The new book by Antonin Scalia and Bryan A. Garner is very sure of itself—in fact, far too much so.
It is tempting at this point in the analysis to move from the lapses in Justice Scalia’s latest book to the lapses in his general jurisprudence on the Court. But this detour would not be fully fair to co-author Garner, nor would it be fair to Scalia himself, whose book deserves to be judged on its own merits regardless of what one thinks of his overall body of work as a jurist, either in general or in the specific domains of statutory and constitutional interpretation. (For what it is worth, in my classroom, I point to several prominent Scalia opinions as exemplary, and to others as execrable.) William Blackstone himself, it is worth noting, did not make much of a mark on the bench, but did write a toweringly influential treatise.

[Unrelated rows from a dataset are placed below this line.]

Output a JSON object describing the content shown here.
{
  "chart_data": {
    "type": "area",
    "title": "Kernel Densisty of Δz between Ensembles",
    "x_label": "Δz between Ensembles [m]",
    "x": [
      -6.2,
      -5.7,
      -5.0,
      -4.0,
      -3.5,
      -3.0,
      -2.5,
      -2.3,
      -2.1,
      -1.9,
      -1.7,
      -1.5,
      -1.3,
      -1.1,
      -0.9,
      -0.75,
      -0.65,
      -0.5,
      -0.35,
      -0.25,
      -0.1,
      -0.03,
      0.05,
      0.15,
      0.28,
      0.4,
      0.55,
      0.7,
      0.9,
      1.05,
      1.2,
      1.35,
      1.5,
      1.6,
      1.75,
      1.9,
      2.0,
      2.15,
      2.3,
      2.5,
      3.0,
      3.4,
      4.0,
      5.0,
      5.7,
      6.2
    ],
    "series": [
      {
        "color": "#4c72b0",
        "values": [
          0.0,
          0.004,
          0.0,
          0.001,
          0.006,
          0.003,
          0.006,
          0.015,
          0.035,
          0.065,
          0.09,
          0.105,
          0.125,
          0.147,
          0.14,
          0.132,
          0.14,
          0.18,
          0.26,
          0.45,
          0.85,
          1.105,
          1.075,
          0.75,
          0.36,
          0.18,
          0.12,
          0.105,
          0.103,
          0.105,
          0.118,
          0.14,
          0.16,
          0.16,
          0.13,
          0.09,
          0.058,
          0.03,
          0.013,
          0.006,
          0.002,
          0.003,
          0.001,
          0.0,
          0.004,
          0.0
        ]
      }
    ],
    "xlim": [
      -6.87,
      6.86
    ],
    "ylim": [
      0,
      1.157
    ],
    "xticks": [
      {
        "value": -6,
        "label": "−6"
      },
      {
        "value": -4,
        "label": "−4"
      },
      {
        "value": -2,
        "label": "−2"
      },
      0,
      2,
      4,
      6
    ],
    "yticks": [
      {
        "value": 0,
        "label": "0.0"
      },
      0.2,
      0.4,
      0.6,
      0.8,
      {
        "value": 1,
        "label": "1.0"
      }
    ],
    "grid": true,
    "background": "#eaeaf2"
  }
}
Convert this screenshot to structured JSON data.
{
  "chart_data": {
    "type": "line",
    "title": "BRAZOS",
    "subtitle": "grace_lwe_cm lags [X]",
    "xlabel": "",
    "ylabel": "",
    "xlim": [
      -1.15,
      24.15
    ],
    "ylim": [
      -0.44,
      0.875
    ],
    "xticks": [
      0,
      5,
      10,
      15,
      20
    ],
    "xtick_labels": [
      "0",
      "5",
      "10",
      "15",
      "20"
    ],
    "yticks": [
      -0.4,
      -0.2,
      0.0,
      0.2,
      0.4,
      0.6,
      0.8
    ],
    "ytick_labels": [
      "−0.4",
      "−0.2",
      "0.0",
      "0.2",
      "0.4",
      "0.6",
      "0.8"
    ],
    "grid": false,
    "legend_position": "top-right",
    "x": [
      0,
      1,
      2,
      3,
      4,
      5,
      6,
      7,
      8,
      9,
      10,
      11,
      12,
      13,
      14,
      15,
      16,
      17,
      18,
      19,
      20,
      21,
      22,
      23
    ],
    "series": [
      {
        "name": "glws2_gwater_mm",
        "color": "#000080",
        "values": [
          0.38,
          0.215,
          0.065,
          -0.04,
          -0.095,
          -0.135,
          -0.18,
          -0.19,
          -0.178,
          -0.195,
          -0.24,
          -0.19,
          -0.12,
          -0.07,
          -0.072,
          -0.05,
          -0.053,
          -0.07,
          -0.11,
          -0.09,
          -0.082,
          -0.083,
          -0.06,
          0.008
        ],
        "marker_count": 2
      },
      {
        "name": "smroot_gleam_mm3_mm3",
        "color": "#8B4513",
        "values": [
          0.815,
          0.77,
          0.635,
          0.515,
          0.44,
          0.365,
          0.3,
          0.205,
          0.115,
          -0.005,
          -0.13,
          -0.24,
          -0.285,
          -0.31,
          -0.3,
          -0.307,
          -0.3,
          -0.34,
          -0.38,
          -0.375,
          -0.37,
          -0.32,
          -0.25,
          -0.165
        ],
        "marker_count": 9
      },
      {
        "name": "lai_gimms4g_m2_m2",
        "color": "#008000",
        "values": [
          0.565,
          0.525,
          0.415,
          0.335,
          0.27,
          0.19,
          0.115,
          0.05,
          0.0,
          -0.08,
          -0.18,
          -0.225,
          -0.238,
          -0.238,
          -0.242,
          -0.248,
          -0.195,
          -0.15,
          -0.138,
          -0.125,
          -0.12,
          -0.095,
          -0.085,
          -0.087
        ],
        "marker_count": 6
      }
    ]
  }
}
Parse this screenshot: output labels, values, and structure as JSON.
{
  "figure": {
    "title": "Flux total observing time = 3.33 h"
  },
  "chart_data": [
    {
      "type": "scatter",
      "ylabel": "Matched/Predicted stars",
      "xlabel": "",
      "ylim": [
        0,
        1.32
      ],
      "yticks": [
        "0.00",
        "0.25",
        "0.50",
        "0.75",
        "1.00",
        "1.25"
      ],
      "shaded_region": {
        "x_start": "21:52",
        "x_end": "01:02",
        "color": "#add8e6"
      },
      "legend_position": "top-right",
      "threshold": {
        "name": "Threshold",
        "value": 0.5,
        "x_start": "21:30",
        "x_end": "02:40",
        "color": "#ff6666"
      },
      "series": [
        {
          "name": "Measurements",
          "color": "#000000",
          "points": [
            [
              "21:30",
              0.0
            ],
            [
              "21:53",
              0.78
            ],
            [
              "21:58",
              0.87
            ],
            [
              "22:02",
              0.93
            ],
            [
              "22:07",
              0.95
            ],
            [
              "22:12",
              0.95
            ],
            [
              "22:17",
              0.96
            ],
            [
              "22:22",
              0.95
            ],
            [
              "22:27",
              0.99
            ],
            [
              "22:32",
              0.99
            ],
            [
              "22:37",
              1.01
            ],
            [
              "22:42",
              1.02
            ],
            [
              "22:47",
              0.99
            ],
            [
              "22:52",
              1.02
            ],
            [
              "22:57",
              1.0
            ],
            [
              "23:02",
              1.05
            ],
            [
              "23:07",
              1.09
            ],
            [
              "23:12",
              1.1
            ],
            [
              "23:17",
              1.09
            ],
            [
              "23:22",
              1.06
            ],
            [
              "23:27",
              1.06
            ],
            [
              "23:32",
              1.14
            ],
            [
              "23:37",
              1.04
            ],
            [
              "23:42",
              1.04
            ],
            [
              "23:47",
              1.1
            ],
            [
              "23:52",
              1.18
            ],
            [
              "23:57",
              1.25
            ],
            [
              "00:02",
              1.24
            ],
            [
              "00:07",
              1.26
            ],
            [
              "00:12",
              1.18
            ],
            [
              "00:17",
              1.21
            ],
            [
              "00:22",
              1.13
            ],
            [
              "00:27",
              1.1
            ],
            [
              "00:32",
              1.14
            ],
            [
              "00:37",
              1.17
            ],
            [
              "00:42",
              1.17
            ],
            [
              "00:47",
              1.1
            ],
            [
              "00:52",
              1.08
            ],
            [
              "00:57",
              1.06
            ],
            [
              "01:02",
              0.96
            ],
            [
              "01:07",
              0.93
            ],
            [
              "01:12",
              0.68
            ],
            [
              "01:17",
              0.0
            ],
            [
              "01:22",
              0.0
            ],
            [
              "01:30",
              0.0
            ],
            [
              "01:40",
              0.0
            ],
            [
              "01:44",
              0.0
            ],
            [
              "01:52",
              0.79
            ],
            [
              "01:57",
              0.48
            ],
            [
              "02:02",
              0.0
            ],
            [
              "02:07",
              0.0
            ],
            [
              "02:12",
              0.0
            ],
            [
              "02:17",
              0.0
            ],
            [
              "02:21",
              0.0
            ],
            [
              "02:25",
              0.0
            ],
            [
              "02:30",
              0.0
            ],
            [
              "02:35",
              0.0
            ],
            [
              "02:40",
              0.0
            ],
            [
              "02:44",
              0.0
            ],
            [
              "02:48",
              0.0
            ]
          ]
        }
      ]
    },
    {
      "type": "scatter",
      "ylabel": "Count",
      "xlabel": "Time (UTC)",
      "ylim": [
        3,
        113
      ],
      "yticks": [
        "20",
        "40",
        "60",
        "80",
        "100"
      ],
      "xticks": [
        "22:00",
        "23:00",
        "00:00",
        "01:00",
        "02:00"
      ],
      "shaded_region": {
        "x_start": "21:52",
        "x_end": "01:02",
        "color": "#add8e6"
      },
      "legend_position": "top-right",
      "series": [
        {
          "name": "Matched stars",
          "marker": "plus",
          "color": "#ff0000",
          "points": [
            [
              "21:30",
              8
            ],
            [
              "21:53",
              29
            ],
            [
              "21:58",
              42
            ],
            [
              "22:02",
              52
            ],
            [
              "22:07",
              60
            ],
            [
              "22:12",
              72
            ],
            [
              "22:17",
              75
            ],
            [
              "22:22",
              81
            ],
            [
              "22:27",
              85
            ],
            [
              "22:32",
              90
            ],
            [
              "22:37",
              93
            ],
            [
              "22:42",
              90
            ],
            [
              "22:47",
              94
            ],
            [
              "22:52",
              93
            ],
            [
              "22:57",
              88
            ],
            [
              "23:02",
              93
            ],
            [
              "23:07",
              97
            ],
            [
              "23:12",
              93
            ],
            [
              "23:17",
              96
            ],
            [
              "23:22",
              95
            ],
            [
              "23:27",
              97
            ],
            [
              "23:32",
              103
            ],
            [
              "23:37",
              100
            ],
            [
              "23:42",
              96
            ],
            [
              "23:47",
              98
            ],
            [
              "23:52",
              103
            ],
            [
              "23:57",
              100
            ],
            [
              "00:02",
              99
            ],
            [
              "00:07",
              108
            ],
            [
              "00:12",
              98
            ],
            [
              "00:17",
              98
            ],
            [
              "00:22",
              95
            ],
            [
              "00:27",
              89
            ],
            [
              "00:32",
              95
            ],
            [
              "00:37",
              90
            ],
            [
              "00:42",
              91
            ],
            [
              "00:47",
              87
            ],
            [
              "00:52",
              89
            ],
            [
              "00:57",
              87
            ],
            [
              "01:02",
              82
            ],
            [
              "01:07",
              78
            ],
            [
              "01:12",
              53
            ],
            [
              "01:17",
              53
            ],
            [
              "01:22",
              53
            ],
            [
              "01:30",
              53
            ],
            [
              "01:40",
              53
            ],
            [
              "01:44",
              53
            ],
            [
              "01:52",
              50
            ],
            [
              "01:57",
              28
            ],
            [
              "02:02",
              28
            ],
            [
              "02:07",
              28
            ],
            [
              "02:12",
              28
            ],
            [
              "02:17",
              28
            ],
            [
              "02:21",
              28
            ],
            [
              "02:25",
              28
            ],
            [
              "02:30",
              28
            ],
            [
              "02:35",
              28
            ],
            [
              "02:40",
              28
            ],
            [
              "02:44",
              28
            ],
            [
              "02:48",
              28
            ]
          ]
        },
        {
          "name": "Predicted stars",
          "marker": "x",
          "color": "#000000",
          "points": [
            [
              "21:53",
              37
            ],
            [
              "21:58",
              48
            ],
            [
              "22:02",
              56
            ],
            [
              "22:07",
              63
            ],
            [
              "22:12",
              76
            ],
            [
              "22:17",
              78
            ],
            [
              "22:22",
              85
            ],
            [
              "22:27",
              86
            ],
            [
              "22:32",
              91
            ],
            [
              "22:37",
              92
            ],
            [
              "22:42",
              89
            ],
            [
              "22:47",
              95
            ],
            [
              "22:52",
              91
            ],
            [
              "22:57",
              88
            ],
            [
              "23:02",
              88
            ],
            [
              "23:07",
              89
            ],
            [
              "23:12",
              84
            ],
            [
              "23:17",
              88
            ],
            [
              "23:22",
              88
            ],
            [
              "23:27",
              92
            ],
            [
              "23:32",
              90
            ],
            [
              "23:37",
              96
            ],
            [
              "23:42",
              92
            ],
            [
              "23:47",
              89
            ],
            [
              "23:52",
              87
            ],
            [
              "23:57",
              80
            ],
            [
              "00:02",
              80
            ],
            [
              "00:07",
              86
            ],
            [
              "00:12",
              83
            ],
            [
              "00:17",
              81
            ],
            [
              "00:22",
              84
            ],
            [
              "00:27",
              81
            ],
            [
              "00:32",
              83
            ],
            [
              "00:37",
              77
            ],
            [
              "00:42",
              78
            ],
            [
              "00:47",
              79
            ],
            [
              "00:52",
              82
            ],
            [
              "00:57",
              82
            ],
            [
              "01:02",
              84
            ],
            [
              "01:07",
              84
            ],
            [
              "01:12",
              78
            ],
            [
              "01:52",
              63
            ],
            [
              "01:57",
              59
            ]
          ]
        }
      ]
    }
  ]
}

By contrast, Scalia’s body of work as a justice may well prove far more influential than his academic writings. He is no Blackstone—and nowhere is this more evident than in the part of his new book that purports to channel Blackstone.
By misstating the venerable Blackstonian doctrine of absurdity, Scalia and Garner champion results that are, quite literally and precisely, absurd. Scalia and Garner’s mangling of some of Blackstone’s most notable passages raises questions about the general reliability of Reading Law as a work of sound scholarship. The book is undeniably ambitious. But is it perhaps too ambitious—too sure of itself, too quick to overlook important counterarguments and complicating evidence? Given the authors’ fondness for hoary Latin maxims, the two words that seem most appropriate, in light of the foregoing analysis, are caveat emptor.